じぇねれーしょん
曖昧な記憶と格闘しながら、少年をマジマジ見詰めていた七緒は、フラッシュバックしたものに「あっ!」と声を上げた。
「アナタ、あのバーテン!?………って、え?」
断言は真っ平らな胸部に尻すぼみになっていく。
出合ったバーテンダーはオンナノコで、今目の前にいるのはどうみてもオトコノコだ。
七緒の混乱に少年は微苦笑で肩を竦めて種明かしする。
「見ての通り男だよ。あの店で働いているのがバレると困る事情があって、オーナー命令で女装してんの。ちなみにここはそのオーナーの家で、俺の叔父なんだ。」
「へぇ。」
改めて部屋を見回して納得した。
家族で住んでいるような雰囲気はなく、かといって若い少年が一人で住んでいるには高級だと思ったのだ。
「ゴメンナサイ。」
突然の謝罪に視線を戻すと、戸口のところに居る少年は尻尾を垂れた犬みたいにすっかり肩を落としている。
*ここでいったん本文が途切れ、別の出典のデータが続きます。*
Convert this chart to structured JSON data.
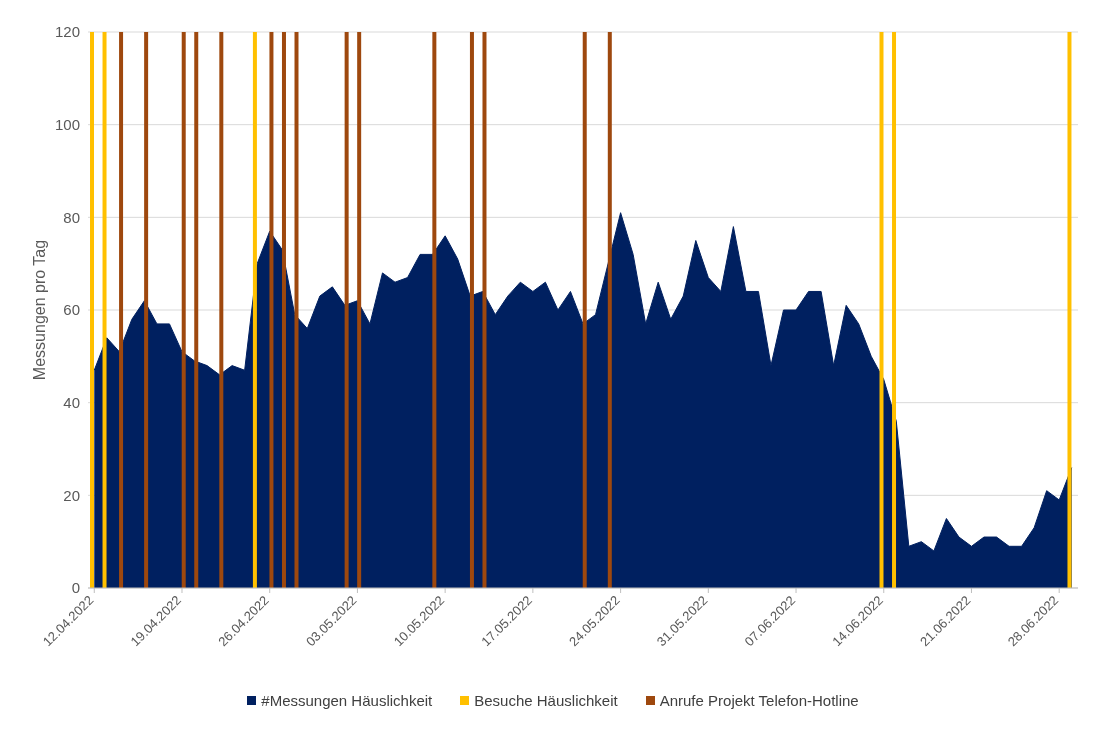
{
  "chart_data": {
    "type": "area",
    "ylabel": "Messungen pro Tag",
    "x": [
      "2022-04-12",
      "2022-04-13",
      "2022-04-14",
      "2022-04-15",
      "2022-04-16",
      "2022-04-17",
      "2022-04-18",
      "2022-04-19",
      "2022-04-20",
      "2022-04-21",
      "2022-04-22",
      "2022-04-23",
      "2022-04-24",
      "2022-04-25",
      "2022-04-26",
      "2022-04-27",
      "2022-04-28",
      "2022-04-29",
      "2022-04-30",
      "2022-05-01",
      "2022-05-02",
      "2022-05-03",
      "2022-05-04",
      "2022-05-05",
      "2022-05-06",
      "2022-05-07",
      "2022-05-08",
      "2022-05-09",
      "2022-05-10",
      "2022-05-11",
      "2022-05-12",
      "2022-05-13",
      "2022-05-14",
      "2022-05-15",
      "2022-05-16",
      "2022-05-17",
      "2022-05-18",
      "2022-05-19",
      "2022-05-20",
      "2022-05-21",
      "2022-05-22",
      "2022-05-23",
      "2022-05-24",
      "2022-05-25",
      "2022-05-26",
      "2022-05-27",
      "2022-05-28",
      "2022-05-29",
      "2022-05-30",
      "2022-05-31",
      "2022-06-01",
      "2022-06-02",
      "2022-06-03",
      "2022-06-04",
      "2022-06-05",
      "2022-06-06",
      "2022-06-07",
      "2022-06-08",
      "2022-06-09",
      "2022-06-10",
      "2022-06-11",
      "2022-06-12",
      "2022-06-13",
      "2022-06-14",
      "2022-06-15",
      "2022-06-16",
      "2022-06-17",
      "2022-06-18",
      "2022-06-19",
      "2022-06-20",
      "2022-06-21",
      "2022-06-22",
      "2022-06-23",
      "2022-06-24",
      "2022-06-25",
      "2022-06-26",
      "2022-06-27",
      "2022-06-28",
      "2022-06-29"
    ],
    "xlim": [
      "2022-04-11T12:00",
      "2022-06-29T12:00"
    ],
    "xticks": [
      {
        "value": "2022-04-12",
        "label": "12.04.2022"
      },
      {
        "value": "2022-04-19",
        "label": "19.04.2022"
      },
      {
        "value": "2022-04-26",
        "label": "26.04.2022"
      },
      {
        "value": "2022-05-03",
        "label": "03.05.2022"
      },
      {
        "value": "2022-05-10",
        "label": "10.05.2022"
      },
      {
        "value": "2022-05-17",
        "label": "17.05.2022"
      },
      {
        "value": "2022-05-24",
        "label": "24.05.2022"
      },
      {
        "value": "2022-05-31",
        "label": "31.05.2022"
      },
      {
        "value": "2022-06-07",
        "label": "07.06.2022"
      },
      {
        "value": "2022-06-14",
        "label": "14.06.2022"
      },
      {
        "value": "2022-06-21",
        "label": "21.06.2022"
      },
      {
        "value": "2022-06-28",
        "label": "28.06.2022"
      }
    ],
    "ylim": [
      0,
      120
    ],
    "yticks": [
      0,
      20,
      40,
      60,
      80,
      100,
      120
    ],
    "grid": "y",
    "legend": "bottom",
    "series": [
      {
        "name": "#Messungen Häuslichkeit",
        "color": "#002060",
        "values": [
          47,
          54,
          51,
          58,
          62,
          57,
          57,
          51,
          49,
          48,
          46,
          48,
          47,
          70,
          77,
          73,
          59,
          56,
          63,
          65,
          61,
          62,
          57,
          68,
          66,
          67,
          72,
          72,
          76,
          71,
          63,
          64,
          59,
          63,
          66,
          64,
          66,
          60,
          64,
          57,
          59,
          70,
          81,
          72,
          57,
          66,
          58,
          63,
          75,
          67,
          64,
          78,
          64,
          64,
          48,
          60,
          60,
          64,
          64,
          48,
          61,
          57,
          50,
          45,
          36,
          9,
          10,
          8,
          15,
          11,
          9,
          11,
          11,
          9,
          9,
          13,
          21,
          19,
          26
        ]
      },
      {
        "name": "Besuche Häuslichkeit",
        "type": "bar",
        "color": "#ffc000",
        "values": [
          120,
          120,
          null,
          null,
          null,
          null,
          null,
          null,
          null,
          null,
          null,
          null,
          null,
          120,
          null,
          null,
          null,
          null,
          null,
          null,
          null,
          null,
          null,
          null,
          null,
          null,
          null,
          null,
          null,
          null,
          null,
          null,
          null,
          null,
          null,
          null,
          null,
          null,
          null,
          null,
          null,
          null,
          null,
          null,
          null,
          null,
          null,
          null,
          null,
          null,
          null,
          null,
          null,
          null,
          null,
          null,
          null,
          null,
          null,
          null,
          null,
          null,
          null,
          120,
          120,
          null,
          null,
          null,
          null,
          null,
          null,
          null,
          null,
          null,
          null,
          null,
          null,
          null,
          120
        ]
      },
      {
        "name": "Anrufe Projekt Telefon-Hotline",
        "type": "bar",
        "color": "#9e480e",
        "values": [
          null,
          null,
          120,
          null,
          120,
          null,
          null,
          120,
          120,
          null,
          120,
          null,
          null,
          null,
          120,
          120,
          120,
          null,
          null,
          null,
          120,
          120,
          null,
          null,
          null,
          null,
          null,
          120,
          null,
          null,
          120,
          120,
          null,
          null,
          null,
          null,
          null,
          null,
          null,
          120,
          null,
          120,
          null,
          null,
          null,
          null,
          null,
          null,
          null,
          null,
          null,
          null,
          null,
          null,
          null,
          null,
          null,
          null,
          null,
          null,
          null,
          null,
          null,
          null,
          null,
          null,
          null,
          null,
          null,
          null,
          null,
          null,
          null,
          null,
          null,
          null,
          null,
          null,
          null
        ]
      }
    ]
  }
}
「それほど強い酒選んだつもりはなかったんだけど、弱いならもっと軽いの造れば良かったね。」
少年の気落ちしている理由を知って、七緒は慌てて否定した。
「ああ。違うの。あれは酔いつぶれたんじゃなくて………結果的には酔いつぶれたことになるのかしら?三日ぐらい仕事で徹夜続きだったから。」